As mentioned, a good Portfolio would be one that can withstand years of market movements and still stand strong. The word ‘Diversification’ may come to your mind when Portfolio Management is mentioned. There tend to be a misconception about diversification, especially towards investors. To most investors, diversification simply means diversifying your money into different sectors of the market. This isn’t entirely wrong, and there are indeed benefits to diversifying into different sectors. However, may I present to you a broader view of what diversification means. Diversify into different asset classes. A truly good portfolio should be one that is invested into different asset classes – Stocks, Bonds, Commodities, Forex, Properties, etc.
Having a portfolio that is diversified into different asset classes will save you from having your hard-earned money from being wiped out in a black swan event. You can be sure that even if the stock market crashes, you still have other streams of income from your different asset classes like bonds or rental income from your residential properties (Note that REITs is still classified as stocks). Imagine if all your money were in just the stock market alone, perhaps even diversified into a few sectors. Your portfolio would have experienced a hard pounding and it served as a wake-up call for many who did not diversify across the different asset classes. That’s not to say that being diversified into different asset class will make you immune to any big worldwide crisis like this, but at least it mitigates the damage dealt.
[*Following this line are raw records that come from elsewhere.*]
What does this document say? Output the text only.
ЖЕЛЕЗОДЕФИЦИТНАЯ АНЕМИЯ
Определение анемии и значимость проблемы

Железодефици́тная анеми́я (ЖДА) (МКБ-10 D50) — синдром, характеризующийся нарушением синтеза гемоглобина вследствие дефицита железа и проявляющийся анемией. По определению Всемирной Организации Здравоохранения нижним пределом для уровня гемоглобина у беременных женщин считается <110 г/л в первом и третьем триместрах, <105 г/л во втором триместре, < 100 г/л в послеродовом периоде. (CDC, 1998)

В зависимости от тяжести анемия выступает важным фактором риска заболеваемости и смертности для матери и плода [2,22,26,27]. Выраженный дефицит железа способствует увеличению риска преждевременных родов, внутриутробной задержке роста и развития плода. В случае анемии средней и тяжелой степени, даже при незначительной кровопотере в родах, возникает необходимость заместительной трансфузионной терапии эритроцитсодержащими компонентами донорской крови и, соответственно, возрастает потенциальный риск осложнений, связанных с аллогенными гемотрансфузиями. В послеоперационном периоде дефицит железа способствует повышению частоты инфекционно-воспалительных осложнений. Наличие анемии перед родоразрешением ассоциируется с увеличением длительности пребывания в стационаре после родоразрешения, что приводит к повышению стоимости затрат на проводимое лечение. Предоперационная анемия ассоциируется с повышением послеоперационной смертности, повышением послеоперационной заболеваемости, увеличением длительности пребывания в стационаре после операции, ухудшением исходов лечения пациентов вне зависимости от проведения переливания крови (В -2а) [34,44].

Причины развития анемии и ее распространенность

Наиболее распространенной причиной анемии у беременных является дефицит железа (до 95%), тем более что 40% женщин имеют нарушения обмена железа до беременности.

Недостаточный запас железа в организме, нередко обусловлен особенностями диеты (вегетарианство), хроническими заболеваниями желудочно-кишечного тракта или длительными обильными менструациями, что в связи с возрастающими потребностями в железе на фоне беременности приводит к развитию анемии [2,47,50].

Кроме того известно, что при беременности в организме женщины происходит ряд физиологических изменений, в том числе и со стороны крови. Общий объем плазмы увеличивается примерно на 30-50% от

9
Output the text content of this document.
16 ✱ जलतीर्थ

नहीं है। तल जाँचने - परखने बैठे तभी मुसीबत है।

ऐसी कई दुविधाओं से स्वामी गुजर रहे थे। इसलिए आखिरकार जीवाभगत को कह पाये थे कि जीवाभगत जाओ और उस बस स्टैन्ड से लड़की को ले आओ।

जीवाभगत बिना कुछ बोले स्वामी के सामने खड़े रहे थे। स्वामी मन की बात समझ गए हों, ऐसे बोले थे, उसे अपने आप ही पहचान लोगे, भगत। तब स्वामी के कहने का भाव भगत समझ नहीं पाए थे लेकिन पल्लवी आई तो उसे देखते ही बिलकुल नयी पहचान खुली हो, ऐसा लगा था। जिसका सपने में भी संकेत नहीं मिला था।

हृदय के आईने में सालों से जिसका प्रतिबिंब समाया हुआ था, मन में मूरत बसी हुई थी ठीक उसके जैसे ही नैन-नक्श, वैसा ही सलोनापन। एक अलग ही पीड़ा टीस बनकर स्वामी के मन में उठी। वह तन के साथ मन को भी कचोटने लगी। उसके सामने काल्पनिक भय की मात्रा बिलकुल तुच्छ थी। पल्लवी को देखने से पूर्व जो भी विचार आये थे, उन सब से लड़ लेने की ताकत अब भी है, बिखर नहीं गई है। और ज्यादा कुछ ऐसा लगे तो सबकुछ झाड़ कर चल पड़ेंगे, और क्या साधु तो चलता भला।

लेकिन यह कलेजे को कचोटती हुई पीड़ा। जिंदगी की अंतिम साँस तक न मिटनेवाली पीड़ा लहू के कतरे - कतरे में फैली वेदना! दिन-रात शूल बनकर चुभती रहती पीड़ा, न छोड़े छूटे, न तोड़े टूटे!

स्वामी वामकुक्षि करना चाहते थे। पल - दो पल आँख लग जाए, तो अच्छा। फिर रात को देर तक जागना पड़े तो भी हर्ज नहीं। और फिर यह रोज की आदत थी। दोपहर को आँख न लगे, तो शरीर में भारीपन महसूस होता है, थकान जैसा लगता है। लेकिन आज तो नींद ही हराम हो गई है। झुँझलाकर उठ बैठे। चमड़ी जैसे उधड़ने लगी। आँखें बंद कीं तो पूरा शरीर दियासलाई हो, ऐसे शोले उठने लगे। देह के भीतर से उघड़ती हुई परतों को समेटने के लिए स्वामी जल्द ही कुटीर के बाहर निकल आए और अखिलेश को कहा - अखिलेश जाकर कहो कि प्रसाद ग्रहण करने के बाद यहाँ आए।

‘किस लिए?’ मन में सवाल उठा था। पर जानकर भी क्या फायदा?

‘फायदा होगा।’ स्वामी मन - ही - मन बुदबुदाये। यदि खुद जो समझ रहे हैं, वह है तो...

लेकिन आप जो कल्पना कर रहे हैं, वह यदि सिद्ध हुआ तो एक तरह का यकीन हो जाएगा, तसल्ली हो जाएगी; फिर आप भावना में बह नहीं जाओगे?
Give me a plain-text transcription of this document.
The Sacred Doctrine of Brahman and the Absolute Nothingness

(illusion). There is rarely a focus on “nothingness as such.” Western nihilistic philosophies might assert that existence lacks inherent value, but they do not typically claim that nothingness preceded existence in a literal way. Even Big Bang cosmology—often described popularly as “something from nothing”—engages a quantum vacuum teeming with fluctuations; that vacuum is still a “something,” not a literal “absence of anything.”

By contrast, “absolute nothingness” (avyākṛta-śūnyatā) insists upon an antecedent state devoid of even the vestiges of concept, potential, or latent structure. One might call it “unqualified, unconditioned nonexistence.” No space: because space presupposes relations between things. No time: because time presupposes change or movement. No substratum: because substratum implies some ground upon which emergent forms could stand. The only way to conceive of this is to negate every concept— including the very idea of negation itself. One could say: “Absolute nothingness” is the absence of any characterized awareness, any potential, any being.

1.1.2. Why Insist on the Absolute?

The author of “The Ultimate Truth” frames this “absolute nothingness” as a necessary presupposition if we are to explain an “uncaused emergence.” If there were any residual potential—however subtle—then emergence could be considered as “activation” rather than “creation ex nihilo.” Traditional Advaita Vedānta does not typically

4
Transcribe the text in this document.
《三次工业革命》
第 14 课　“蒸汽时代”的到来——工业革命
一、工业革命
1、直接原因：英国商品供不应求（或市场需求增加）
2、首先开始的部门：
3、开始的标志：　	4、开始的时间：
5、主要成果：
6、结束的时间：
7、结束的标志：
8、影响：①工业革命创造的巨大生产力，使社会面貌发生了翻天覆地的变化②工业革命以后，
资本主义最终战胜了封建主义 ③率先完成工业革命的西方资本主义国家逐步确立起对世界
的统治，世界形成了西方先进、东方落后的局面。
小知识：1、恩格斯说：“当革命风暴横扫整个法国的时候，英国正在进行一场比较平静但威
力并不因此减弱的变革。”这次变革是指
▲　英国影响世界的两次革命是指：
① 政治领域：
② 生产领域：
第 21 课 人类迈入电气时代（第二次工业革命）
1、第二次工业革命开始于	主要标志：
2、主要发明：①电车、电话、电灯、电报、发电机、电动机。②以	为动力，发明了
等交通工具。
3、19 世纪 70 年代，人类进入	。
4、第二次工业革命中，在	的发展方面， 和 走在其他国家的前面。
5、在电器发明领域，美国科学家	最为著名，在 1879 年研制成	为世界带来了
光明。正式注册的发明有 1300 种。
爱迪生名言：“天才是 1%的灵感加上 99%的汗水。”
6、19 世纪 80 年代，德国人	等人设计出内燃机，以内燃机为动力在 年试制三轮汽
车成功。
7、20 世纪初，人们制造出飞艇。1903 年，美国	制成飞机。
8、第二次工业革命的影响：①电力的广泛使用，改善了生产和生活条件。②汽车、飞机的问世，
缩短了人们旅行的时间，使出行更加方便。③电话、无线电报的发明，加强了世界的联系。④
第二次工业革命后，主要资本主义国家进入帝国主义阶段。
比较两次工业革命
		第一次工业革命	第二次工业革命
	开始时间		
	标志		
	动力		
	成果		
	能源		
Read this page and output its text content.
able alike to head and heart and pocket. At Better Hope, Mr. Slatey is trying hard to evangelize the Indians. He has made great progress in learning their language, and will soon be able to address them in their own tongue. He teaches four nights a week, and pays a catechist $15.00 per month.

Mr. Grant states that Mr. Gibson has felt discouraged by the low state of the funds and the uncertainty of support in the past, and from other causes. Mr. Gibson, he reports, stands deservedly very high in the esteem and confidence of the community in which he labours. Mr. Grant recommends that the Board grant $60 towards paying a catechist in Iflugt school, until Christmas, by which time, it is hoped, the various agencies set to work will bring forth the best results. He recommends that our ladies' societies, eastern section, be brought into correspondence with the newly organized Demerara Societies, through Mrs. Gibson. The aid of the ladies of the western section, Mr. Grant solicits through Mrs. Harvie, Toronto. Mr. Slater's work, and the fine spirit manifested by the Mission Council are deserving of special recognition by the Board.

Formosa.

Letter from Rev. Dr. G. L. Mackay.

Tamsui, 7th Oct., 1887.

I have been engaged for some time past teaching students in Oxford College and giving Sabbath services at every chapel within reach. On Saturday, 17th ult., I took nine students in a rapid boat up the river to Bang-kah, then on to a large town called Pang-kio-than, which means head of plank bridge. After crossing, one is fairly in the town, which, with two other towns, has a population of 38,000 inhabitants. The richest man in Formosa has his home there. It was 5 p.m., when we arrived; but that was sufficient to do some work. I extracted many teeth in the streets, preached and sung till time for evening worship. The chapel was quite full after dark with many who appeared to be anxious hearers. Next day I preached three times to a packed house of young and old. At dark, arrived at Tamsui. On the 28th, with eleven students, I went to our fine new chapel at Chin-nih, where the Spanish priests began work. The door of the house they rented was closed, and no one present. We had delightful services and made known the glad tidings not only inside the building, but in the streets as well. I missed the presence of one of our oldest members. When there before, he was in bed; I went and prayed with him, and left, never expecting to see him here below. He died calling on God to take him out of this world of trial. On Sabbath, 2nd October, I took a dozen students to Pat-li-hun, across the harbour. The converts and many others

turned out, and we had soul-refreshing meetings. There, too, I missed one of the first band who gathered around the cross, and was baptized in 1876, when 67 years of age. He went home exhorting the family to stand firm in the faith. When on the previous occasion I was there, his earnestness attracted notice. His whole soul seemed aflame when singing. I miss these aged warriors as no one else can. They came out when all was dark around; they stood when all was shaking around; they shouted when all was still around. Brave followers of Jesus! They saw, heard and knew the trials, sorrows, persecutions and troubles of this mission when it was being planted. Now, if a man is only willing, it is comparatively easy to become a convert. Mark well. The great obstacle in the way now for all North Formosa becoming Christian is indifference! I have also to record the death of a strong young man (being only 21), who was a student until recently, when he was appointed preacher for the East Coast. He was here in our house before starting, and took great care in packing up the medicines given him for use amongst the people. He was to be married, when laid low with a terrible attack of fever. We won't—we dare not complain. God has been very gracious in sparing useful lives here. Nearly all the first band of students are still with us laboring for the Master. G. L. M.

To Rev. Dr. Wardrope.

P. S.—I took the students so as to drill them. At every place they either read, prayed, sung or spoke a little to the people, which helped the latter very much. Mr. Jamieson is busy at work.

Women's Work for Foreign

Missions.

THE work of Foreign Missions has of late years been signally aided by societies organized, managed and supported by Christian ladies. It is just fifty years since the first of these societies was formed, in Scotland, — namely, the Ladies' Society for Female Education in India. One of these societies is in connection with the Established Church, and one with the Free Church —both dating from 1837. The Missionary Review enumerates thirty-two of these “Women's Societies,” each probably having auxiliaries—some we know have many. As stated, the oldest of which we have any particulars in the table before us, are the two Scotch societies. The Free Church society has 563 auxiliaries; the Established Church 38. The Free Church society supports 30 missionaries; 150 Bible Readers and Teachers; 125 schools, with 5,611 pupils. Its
In theory, everything sounds perfect. However, not everyone of us can afford the luxury to be invested in all the 5 asset classes mentioned. It would be nice to try to be as diversified as possible, but even if it’s just stocks, there’s another way to manage your risk. A part of portfolio management is Position Sizing. Always consider how much risk you are willing to take in a trade, preferably in dollar amount rather than in %.
Step 1: Consider the maximum loss(in $ amount) you’re willing to accept.
Step 2: Set a stop-loss level
Step 3: Calculate the capital exposure per unit (Entry price – Stop loss price)
Step 4: Maximum position size = Step 1 / Step 3
This formula can be found in Robert C Miner’s High Probability Trading Strategies book. If you’re interested, do head down to NLB to borrow because that’s where I got the book from! Although not everyone has the luxury to take up the maximum position size for every trade, it will still serve as a good gauge as to how much the maximum should be. This prevents you from over trading beyond your risk tolerance level. There are many strategies available and this is one of the strategies that I have found to have served me useful because I know exactly how many shares should I limit myself to. Hopefully you would re-look at your investment strategies and identify if you are carrying too much unnecessary risk.